The footpath is 625 miles long, and follows the approximate route (on public rights of way) that Prince Charles took during his escape after the Battle of Worcester in the English Civil War. Eventually, he was taken to the Continent aboard a ship called the Surprise, and that ship is featured on the way markers.
Rodmarton lies on the segment of the path that runs between Cirencester and Tetbury. The prince eventually reached Shoreham, on the South coast, where the ship was waiting for him. The journey had taken him six weeks.

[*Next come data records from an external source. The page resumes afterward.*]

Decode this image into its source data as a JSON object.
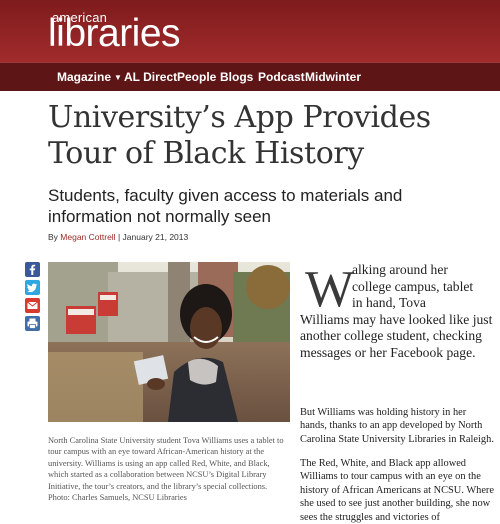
{
  "brand": {
    "prefix": "american",
    "name": "libraries"
  },
  "nav": {
    "items": [
      {
        "label": "Magazine",
        "has_dropdown": true
      },
      {
        "label": "AL Direct"
      },
      {
        "label": "People"
      },
      {
        "label": "Blogs"
      },
      {
        "label": "Podcast"
      },
      {
        "label": "Midwinter"
      }
    ]
  },
  "article": {
    "title": "University’s App Provides Tour of Black History",
    "subtitle": "Students, faculty given access to materials and information not normally seen",
    "byline_prefix": "By",
    "author": "Megan Cottrell",
    "separator": "|",
    "date": "January 21, 2013",
    "dropcap": "W",
    "intro_line1": "alking around her",
    "intro_line2": "college campus, tablet",
    "intro_line3": "in hand, Tova",
    "intro_rest": "Williams may have looked like just another college student, checking messages or her Facebook page.",
    "paragraph2": "But Williams was holding history in her hands, thanks to an app developed by North Carolina State University Libraries in Raleigh.",
    "paragraph3": "The Red, White, and Black app allowed Williams to tour campus with an eye on the history of African Americans at NCSU. Where she used to see just another building, she now sees the struggles and victories of",
    "caption": "North Carolina State University student Tova Williams uses a tablet to tour campus with an eye toward African-American history at the university. Williams is using an app called Red, White, and Black, which started as a collaboration between NCSU’s Digital Library Initiative, the tour’s creators, and the library’s special collections. Photo: Charles Samuels, NCSU Libraries"
  },
  "share": {
    "icons": [
      "facebook-icon",
      "twitter-icon",
      "email-icon",
      "print-icon"
    ]
  },
  "colors": {
    "masthead": "#a12b2c",
    "navbar": "#5e1516",
    "author_link": "#9c2a2a"
  }
}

Some of the path runs along disused railways and along canals, neither of which existed in 1651, and is split into three parts with three guide books for the convenience of the modern walker, who is not being pursued by Roundheads.

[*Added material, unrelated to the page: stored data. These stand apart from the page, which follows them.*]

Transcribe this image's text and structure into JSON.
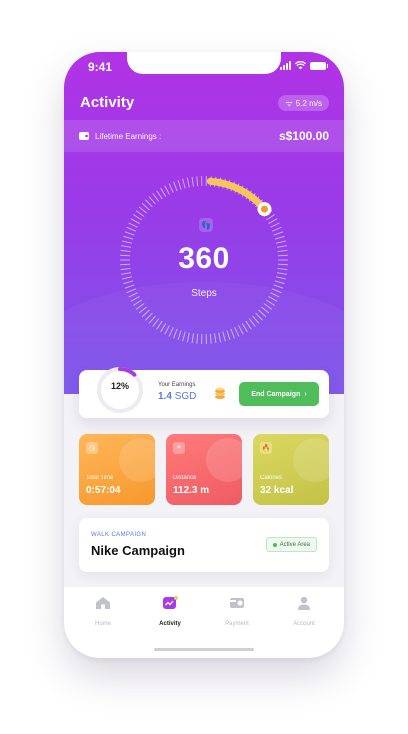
{
  "status_bar": {
    "time": "9:41"
  },
  "header": {
    "title": "Activity",
    "speed": "5.2 m/s"
  },
  "earnings_strip": {
    "label": "Lifetime Earnings :",
    "value": "s$100.00"
  },
  "steps": {
    "count": "360",
    "label": "Steps",
    "progress_fraction": 0.12
  },
  "campaign_card": {
    "percent": "12%",
    "percent_value": 0.12,
    "earnings_label": "Your Earnings",
    "earnings_amount": "1.4",
    "earnings_currency": "SGD",
    "end_button": "End Campaign",
    "end_button_chevron": "›"
  },
  "stats": [
    {
      "label": "Total Time",
      "value": "0:57:04",
      "icon": "clock-icon",
      "color": "#f6982c"
    },
    {
      "label": "Distance",
      "value": "112.3 m",
      "icon": "location-icon",
      "color": "#ee5b63"
    },
    {
      "label": "Calories",
      "value": "32 kcal",
      "icon": "flame-icon",
      "color": "#c3c247"
    }
  ],
  "walk_campaign": {
    "kicker": "WALK CAMPAIGN",
    "name": "Nike Campaign",
    "status": "Active Area"
  },
  "tabs": [
    {
      "label": "Home",
      "icon": "home-icon"
    },
    {
      "label": "Activity",
      "icon": "activity-icon",
      "active": true
    },
    {
      "label": "Payment",
      "icon": "payment-icon"
    },
    {
      "label": "Account",
      "icon": "account-icon"
    }
  ],
  "colors": {
    "brand_purple": "#a93ae8",
    "accent_blue": "#5a78ea",
    "success_green": "#4fbe5a",
    "arc_yellow": "#f7c55a"
  }
}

Occasionally I hear of re-enactors doing long distance walks in full kit - the Ermine Street Guard along Hadrian's Wall, for instance, and way back in the late 1970s/early 1980s (shortly before I was a member, anyway) Sir Gilbert de Hoghton's Companie of Foote did a sponsored walk somewhere around Preston, for which they got a commendation at a short ceremony at the Oak Apple Day battle in 1980 or 81. It was the first (and only) Sealed Knot battle I was involved in (as pike person). I don't remember where it was held, but I do remember being part of the group who took the flag onto the battle field, and shouting "The King and the Cause" when the group got their award.
I wonder if any Sealed Knot members have walked the Monarch's Way.

Monday, 23 December 2019

Travelling by Train in a time of Floods

My journey home was smooth and easy. I got a lift down to Bristol with my friend, and arrived at Temple Meads station in plenty of time to have a cup of coffee at Bonaparte's Bar, which was even on the right platform for my train. Then it was an easy change at Newport and up to Hereford, just in nice time for the bus home.

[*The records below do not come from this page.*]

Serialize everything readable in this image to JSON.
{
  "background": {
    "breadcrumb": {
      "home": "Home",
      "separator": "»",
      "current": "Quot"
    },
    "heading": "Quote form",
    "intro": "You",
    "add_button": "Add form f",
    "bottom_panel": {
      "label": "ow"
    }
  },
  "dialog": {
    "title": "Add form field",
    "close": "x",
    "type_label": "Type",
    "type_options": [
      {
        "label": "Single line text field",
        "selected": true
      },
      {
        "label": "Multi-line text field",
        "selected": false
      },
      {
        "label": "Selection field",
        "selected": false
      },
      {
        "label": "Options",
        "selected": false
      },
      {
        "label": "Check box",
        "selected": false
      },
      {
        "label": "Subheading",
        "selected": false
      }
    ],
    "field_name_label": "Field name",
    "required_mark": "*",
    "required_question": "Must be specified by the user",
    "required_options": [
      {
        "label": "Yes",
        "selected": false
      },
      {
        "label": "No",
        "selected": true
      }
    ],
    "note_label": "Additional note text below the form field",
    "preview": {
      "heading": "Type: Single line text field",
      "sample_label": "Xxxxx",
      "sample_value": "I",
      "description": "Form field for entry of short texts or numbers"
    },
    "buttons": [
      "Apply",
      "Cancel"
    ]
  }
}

The journey out was not quite so easy. It started with the train from Hereford to Newport being 6 minutes late. This was just enough for me to miss my connection. However, the lovely man at the Help Desk gave me a new route which would get me into Stroud only ten minutes after I had originally planned!
So I got on the train to Bristol Parkway and Swindon. After a little while on the train, there was an announcement to say there was flooding between Bristol Parkway and Swindon, so the train would be taking an alternative route which would add an extra 25 minutes to the journey.
The views of Bath were very nice.
Swindon at least has a lot of space undercover. I bought a magazine at the WH Smiths there, and asked them what their charity box was. The chap behind the counter was pleased to explain the WH Smiths Trust to me, which seems to exist to help staff to fund raise for good causes.
The train to Stroud arrived, and I noticed that I would be approaching the station from the opposite direction from my original route.
By the time I got into the station, I was about an hour late, and worrying that my friend would not still be there to pick me up. She was there, but she had also texted my Young Man to ask for my mobile number.
I don't have a mobile.
So then he was worried as well that I had disappeared somewhere between Hereford and Stroud!
Fortunately he didn't have to stay worried for too long.